Snow Returns
It is March, after all. We expect it to snow after the weather has been warm and gorgeous for days. It is one of the foundations of the prevailing expectation that “the other shoe will drop” when things are beginning to go too good in the weather department around these parts. Mother Nature wouldn’t want to let us off too easily with a quick and painless slide directly into spring, don’t ya know.
I watched the weather radar most of the day from the workplace and it looked like Beldenville was getting just as much snow as the sloppy mess that was covering my car by the time I was ready to leave. As soon as I got underway in the limited visibility due to heavy falling snowflakes, I phoned Cyndie to find out what was waiting for me on the other end of my commute.
She shocked me with a report of zero precipitation falling and just grey skies all day long.

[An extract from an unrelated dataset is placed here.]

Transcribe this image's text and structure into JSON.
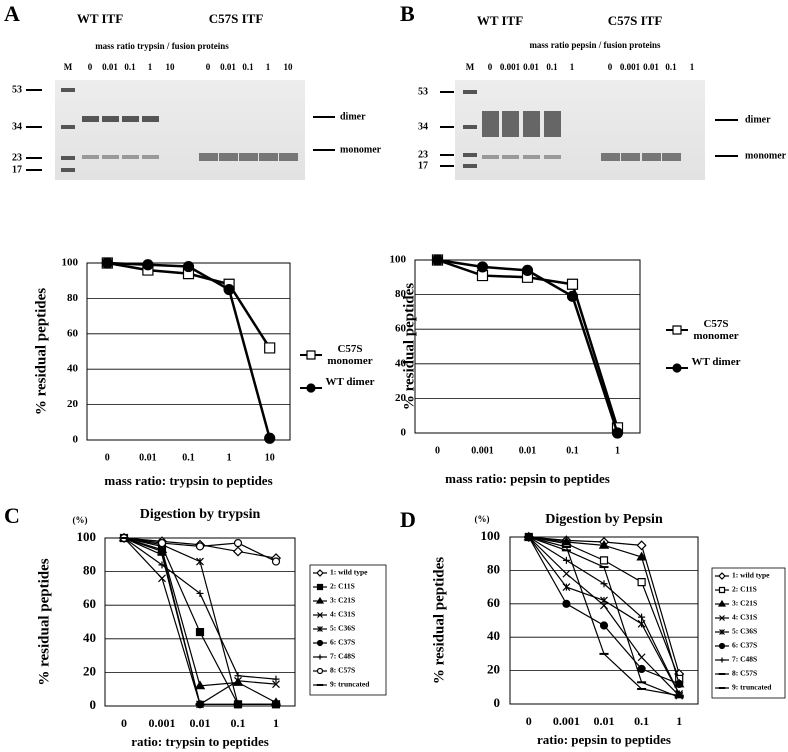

Well, that is, except for first thing in the morning.
Cyndie had sent me that image earlier in the day. “Red sky in the morning, Sailor take warning…”
For all the radar signals I’d seen over our area most of the day, none of the precipitation was reaching the ground. I hardly believed her, especially given the intensity of the blizzard I was driving through at the time. Then I reached the halfway point of my commute and the falling snow abruptly stopped.
The road was dry. The rest of my drive was clear sailing. I drove right past our place to arrive on time at my dentist’s office for a regular 6-month appointment, stopping just as little white flakes started to fall there. The precipitation finally was reaching the ground.
By the time I made it home, the snow was just beginning to cover the ground, although, it was already drifting off the roof.
As darkness fell and Cyndie trudged out to close the chicken coop, she wondered if it would be necessary to clear them a path from the barn overhang to the coop.
Nope. They took it upon themselves to muster the gumption for a mad dash bee-line route through the white stuff for the shortest distance between two points.
So much for Rocky’s usual prissy refusal to walk on snow unless momma shovels a path for him. I knew he didn’t have some medical condition that prevented his feet from being able to touch snow, but I think he had convinced Cyndie with his act.
Once all the birds were accounted for in the safe confines of the coop and all the eggs had been collected, Cyndie reported a record of ‘most-eggs-in-a-day’ for this brood: Eleven eggs from thirteen hens.
They’re not going to let a return to a little cold and snow slow them down.
Just in time, our new extra-large ice cube trays arrived yesterday for Cyndie to use for freezing eggs, sans shells. Convenient storage for future use in baking or cooking egg dishes when we no longer get a dozen eggs a day.
What can be said, except, “Eggcellent!”